Dream Big Makes It Happen
Last year Reagan Jarrett didn’t have the best horse show at the Washington International. Her pony Dream Big perked up a bit at the cooler weather in Tryon, North Carolina, where the show was held last year, and showed off her freshness. But this year she turned it around, winning the conformation hunter class and picking up two thirds over fences today to claim the division championship over Baby Blue and Elle Boyd.
“At [the Pennsylvania National] the first day wasn’t the best day and then I had a really good first trip the second day,” said Jarrett, 11. “Here I was just hoping that I was consistent.”
She tied her all-time high score on “Andi”—88—to take the championship ribbon back to Center Valley, Pennsylvania. There she works with Ashley Hartman with Andi and a few other green ponies.
“I like lessoning with her and training with her because if there’s something wrong we’ll have a whole lesson where we work on that thing,” she said.
“With Andi, a lot of the times since I’m the only one that rides her, so sometimes she gets used things that I do, little things that are not good that she learns to [take advantage of], she continued. “We have to work on those. A lot of times we work on using more outside rein.”
One of Jarrett’s favorite things about Andi is her personality.
“In the barn if she hears a crinkle or a little bit of a treat she will basically attack you for a treat,” she said. “She is very excited in the barn to see everybody passing by and everybody saying hi to her.”
A Clean Indoor Sweep
It’s hard enough to win a championship at one of the shows on the fall indoor circuit, but Paris Charm managed to win the medium pony hunter title at all three of the shows where ponies are held: Capital Challenge, the Pennsylvania National and Washington International.
She and Torano won the conformation hunter class and the under saddle to take the title back to Wellington, Florida. Collin Sweetnam claimed the reserve title with On Your Mark.
Torano described “Paris” as a little quirky on the ground, especially to mount.
“The first day [we rode her] me and my mom both fell off of her,” said Torano. “Then my mom from there on spent time with her. The first couple days she spent 45 minutes [to get on], then it went to 40, 30, finally it got to like 10, five minutes. Then now it’s just step on the ladder and get on, it’s easy.”

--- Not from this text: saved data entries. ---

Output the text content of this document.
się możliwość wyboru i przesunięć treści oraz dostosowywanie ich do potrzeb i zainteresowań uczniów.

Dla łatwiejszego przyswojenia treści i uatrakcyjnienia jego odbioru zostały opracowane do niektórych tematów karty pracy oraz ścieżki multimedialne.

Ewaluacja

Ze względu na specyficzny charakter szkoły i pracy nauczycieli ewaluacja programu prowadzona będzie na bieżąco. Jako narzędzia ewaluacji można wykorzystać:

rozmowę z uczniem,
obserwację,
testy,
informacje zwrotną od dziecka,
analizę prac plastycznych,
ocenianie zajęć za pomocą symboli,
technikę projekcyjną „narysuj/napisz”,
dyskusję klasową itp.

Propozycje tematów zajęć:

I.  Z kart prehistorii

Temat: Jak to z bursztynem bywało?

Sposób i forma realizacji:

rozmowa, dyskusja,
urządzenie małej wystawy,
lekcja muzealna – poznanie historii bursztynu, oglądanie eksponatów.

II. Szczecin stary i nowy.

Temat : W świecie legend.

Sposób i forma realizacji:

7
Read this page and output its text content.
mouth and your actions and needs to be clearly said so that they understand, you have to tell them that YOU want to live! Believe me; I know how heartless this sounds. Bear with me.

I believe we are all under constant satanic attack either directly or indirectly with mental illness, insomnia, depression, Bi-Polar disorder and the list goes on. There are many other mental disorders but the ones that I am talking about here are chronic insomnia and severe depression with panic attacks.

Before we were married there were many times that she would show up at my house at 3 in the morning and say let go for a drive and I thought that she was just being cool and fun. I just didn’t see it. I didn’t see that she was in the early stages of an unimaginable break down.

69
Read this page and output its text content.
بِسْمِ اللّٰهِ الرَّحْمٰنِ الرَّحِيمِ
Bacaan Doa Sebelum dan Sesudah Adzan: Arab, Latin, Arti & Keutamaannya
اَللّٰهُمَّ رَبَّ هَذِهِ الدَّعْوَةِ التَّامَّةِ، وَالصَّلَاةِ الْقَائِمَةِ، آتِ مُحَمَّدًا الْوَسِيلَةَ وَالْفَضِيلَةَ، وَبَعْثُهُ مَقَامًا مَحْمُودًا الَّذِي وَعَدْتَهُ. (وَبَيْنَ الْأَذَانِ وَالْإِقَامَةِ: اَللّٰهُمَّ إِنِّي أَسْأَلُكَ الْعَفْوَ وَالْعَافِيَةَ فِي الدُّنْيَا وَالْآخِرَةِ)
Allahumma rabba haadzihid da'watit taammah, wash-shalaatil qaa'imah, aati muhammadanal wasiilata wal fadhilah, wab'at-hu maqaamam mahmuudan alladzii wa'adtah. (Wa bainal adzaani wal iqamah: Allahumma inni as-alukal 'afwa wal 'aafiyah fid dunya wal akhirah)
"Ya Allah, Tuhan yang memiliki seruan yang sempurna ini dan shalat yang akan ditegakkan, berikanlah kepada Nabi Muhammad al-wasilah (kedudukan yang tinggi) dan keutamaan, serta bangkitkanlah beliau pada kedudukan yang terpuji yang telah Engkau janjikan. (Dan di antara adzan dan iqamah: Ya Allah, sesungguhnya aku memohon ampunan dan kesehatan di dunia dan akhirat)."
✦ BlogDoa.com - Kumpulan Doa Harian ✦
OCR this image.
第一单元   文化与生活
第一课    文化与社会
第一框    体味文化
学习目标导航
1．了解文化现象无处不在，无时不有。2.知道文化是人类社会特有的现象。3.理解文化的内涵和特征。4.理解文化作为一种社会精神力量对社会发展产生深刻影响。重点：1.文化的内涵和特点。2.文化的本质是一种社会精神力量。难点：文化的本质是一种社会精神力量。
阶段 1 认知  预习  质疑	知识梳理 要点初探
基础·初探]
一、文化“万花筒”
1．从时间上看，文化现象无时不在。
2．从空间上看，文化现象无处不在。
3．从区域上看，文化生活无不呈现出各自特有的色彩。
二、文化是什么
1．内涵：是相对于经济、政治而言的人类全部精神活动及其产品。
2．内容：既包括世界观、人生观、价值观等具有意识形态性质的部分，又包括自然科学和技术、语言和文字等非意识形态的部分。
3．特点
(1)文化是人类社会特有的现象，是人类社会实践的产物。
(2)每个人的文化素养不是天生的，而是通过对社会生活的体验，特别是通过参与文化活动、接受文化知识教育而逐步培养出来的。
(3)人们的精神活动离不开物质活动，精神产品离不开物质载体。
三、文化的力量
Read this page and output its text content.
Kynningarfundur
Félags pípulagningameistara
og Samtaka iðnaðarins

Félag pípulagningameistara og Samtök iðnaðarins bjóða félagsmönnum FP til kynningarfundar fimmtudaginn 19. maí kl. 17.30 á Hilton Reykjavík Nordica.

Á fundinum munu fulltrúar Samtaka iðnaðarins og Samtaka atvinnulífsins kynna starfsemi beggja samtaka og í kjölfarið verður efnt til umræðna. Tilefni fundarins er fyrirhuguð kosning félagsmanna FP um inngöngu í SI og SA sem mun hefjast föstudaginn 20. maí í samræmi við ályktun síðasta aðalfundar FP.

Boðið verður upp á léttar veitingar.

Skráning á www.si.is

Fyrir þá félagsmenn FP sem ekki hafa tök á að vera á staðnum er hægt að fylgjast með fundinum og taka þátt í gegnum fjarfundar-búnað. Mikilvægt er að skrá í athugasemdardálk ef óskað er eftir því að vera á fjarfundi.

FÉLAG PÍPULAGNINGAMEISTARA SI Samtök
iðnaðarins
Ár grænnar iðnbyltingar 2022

Torano, 12, trains with his father, Jimmy , out of JET Show Stables. The Toranos co-own Paris Charm with Megan D’Amico.
“J.J. has got a really good relationship with her,” said Jimmy. “They’ve done great, she was champion at all three indoor shows so obviously a great match. And he really knows how to deal with her, she’s come along really well and a really solid citizen in the ring.
“She’s very consistent; she’s won a lot,” he continued. “She’s leading the country without even trying. She’ll be horse of the year. To be champion at all three indoors is a huge deal. Nobody else did in any division.”